Making the Sky of Hiroshima “PIKA!” (2009) is a work that captures the moment in 2008 when the artists chartered a skywriting plane to write the word “Pika” (evoking the flash of the bomb) above the A-Bomb Dome in Hiroshima. The artists’ intention was to render visually, and in comic-book style, the growing indifference to the peace on which contemporary Japanese society is founded, but when misunderstanding and speculation were added to the mix, the result was controversy. Having apologized to A-bomb survivors, their families and supporters for not giving sufficient advance notice of the stunt, Chim↑Pom has subsequently continued to converse and occasionally collaborate with them and the wider Hiroshima community on a number of projects. Subsequent Hiroshima-themed works include Pavilion (2013-) and Non-Burnable (2017) both featuring origami paper cranes, plus the still-burning flame from the bomb in We Don’t Know God (2018).
5. The Great East Japan Earthquake
In the immediate wake of 2011’s devastating Great East Japan Earthquake, Chim↑Pom undertook a number of projects related to the quake, tsunami, and subsequent nuclear power plant accident. Starting with Never Give Up (2011), this period saw the emergence of some of their best-known works such as REAL TIMES (2011) and KI-AI 100 (2011), while in LEVEL 7 feat. “Myth of Tomorrow” (2011) they added, guerilla-fashion, a picture showing the accident at the Fukushima Daiichi Power Plant, in a blank space at the lower right of Okamoto Taro’s Myth of Tomorrow mural in Shibuya Station. An ongoing project in the quake exclusion zone, among other quake-related ventures, indicates that a decade on the disaster remains an important theme for Chim↑Pom.
6. May, 2020, Tokyo
Chim↑Pom installed billboards painted with cyanotype sensitizer in various locations around the capital for a project undertaken in May 2020, during Japan’s COVID-19 State of Emergency. The texts “Tokyo 2020” and “Atarashii Seikatsu-Youshiki (New normal)” on these were designed to be unexposed, and left white. Incorporating sun, shadow, wind and rain, these works could be described as the open air and time, etched in blue, of streets almost deserted during the state of emergency, when people were urged to “stay at home.” With deceptive simplicity, these works express the bizarre reality of Tokyo whose blueprint for a bright future was now lost.
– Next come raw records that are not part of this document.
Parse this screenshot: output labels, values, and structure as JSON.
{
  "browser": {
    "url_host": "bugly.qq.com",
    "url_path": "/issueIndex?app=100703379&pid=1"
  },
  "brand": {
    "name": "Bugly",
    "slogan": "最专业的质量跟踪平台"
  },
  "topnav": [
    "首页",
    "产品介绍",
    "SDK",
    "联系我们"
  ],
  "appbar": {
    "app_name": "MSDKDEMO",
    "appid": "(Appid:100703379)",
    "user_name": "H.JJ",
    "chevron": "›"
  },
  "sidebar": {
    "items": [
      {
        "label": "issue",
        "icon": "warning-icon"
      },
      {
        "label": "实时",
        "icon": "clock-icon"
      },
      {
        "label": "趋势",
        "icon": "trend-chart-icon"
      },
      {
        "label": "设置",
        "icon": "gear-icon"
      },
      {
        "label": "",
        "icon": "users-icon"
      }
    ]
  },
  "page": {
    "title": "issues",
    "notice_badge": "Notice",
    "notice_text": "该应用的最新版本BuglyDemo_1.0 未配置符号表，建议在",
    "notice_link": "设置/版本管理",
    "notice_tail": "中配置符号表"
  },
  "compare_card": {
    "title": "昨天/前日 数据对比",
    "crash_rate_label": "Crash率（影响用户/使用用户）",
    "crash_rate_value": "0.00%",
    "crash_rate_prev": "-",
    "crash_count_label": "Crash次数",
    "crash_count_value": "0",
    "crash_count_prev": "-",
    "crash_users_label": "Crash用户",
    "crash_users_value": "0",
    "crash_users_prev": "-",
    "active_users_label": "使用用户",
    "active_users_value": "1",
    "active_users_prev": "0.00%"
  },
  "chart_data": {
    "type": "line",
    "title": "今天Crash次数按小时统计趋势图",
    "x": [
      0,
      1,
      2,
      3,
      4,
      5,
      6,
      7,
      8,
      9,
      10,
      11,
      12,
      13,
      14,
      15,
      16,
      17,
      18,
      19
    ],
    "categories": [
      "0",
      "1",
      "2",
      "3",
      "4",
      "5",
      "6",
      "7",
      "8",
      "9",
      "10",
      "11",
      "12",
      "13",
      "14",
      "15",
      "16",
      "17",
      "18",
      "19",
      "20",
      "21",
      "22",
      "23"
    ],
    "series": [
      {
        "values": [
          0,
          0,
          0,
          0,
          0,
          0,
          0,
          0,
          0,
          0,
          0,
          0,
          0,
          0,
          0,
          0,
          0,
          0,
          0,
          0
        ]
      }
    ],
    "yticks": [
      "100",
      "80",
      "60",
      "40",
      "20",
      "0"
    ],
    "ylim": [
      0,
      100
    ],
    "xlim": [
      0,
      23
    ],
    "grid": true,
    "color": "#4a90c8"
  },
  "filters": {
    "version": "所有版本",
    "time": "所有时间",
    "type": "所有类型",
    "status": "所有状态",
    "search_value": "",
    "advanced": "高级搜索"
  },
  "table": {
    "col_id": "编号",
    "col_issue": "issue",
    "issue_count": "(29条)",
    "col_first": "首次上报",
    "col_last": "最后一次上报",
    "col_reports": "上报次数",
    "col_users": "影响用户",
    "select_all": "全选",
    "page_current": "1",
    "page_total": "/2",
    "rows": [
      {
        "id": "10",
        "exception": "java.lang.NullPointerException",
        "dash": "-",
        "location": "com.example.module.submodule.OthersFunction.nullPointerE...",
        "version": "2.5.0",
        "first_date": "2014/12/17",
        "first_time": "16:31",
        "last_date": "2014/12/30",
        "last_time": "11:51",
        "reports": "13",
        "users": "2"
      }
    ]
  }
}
Through her actions over the years, including a Cambodian mineclearing and fundraising project with a theme of charity and celebrity culture; and applying to city authorities for permission to stage a demonstration, then staging a wedding parade for herself through the streets in a social scrutinizing of the marriage system, Chim↑Pom member Ellie has consistently offered new perspectives on some of the world’s most deep-rooted social issues. From occasional appearances in the mass media, where she is viewed as a pop icon, to authorship of high-brow articles for a literary magazine, and everything in between, Ellie’s activities, and indeed the very nature of her presence, defy categorization. At first glance she may also seem to serve as the face of Chim↑Pom, but in this show we examine the many aspects of Ellie that do not fit neatly into conventional gender norms, feminist discourse, or the usual image of an artist.